By diy13 @Adobe Stock

Jeffry Bartash of MarketWatch tells his readers how rising wages and benefits could keep inflation elevated. Bartash writes:

The cost of labor for U.S. companies accelerated in the first quarter at the fastest pace in a year and a half, complicating the Federal Reserve’s effort to get inflation fully under control.

The employment cost index rose 1.2% in the first three months of the year from 0.9% in the fourth quarter, the government said Tuesday.

That was the biggest increase since the 2022 third quarter and exceeded the 1% forecast of economists polled by The Wall Street Journal. […]
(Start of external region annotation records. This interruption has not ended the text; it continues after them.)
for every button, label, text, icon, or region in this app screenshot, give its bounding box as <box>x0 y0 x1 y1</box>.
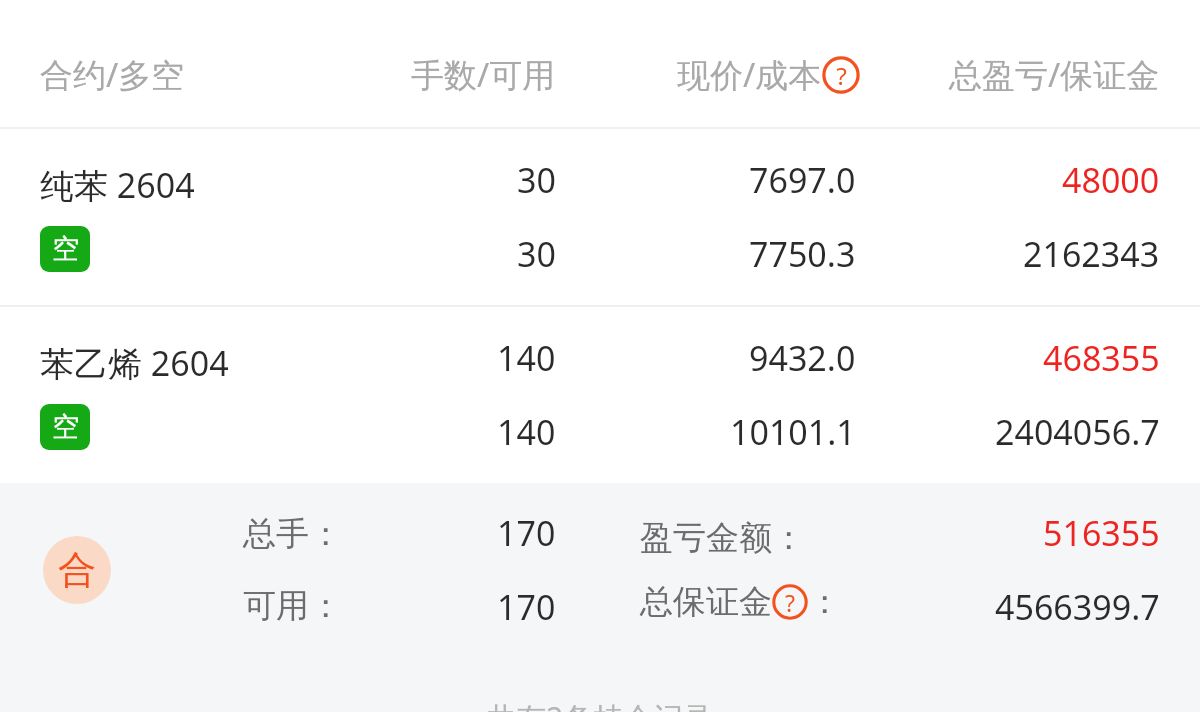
button[interactable]: 苯乙烯 2604 <box>0 307 1200 483</box>
staticText: 合 <box>58 546 96 594</box>
staticText: 手数/可用 <box>411 52 556 97</box>
button[interactable]: 合 <box>0 483 1200 657</box>
staticText: 9432.0 <box>749 335 856 381</box>
staticText: 30 <box>517 157 556 203</box>
staticText: ： <box>808 581 841 623</box>
staticText: 170 <box>497 584 556 630</box>
staticText: 空 <box>52 410 79 444</box>
staticText: 纯苯 2604 <box>40 162 195 208</box>
staticText: 140 <box>497 409 556 455</box>
staticText: 10101.1 <box>730 409 856 455</box>
staticText: 516355 <box>1043 510 1160 556</box>
staticText: 总保证金 <box>640 581 772 623</box>
staticText: 总手： <box>243 513 342 555</box>
staticText: 170 <box>497 510 556 556</box>
staticText: 4566399.7 <box>995 584 1160 630</box>
staticText: 空 <box>52 232 79 266</box>
staticText: 可用： <box>243 585 342 627</box>
staticText: 7697.0 <box>749 157 856 203</box>
staticText: 2404056.7 <box>995 409 1160 455</box>
staticText: 30 <box>517 231 556 277</box>
staticText: 合约/多空 <box>40 52 185 97</box>
staticText: 468355 <box>1043 335 1160 381</box>
staticText: 共有2条持仓记录 <box>486 697 714 712</box>
staticText: 盈亏金额： <box>640 517 805 559</box>
staticText: 140 <box>497 335 556 381</box>
staticText: 总盈亏/保证金 <box>949 52 1160 97</box>
staticText: 苯乙烯 2604 <box>40 340 229 386</box>
staticText: 现价/成本 <box>677 52 822 97</box>
staticText: 48000 <box>1062 157 1160 203</box>
staticText: 7750.3 <box>749 231 856 277</box>
staticText: ? <box>836 59 847 92</box>
staticText: ? <box>785 587 795 618</box>
button[interactable]: 纯苯 2604 <box>0 129 1200 305</box>
staticText: 2162343 <box>1023 231 1160 277</box>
Big picture: Compensation is still rising at levels that could make it harder for the Fed to get inflation down to its 2% goal.

The rate of inflation ranges from 2.7% to 3.5% depending on the measure.

The Fed finishes a two-day meeting on Wednesday. The central bank is not expected to cut interest rates until inflation begins to slow again. Prices have picked up in early 2024.

Looking ahead: “The persistence of wage growth is another reason for the Fed to take its time on rate cuts,” said Paul Ashworth, chief North American economist at Capital Economics.

Market reaction: The Dow Jones Industrial Average DJIA, 0.03% and S&P 500 SPX, -0.23% were set to open lower in Tuesday trading.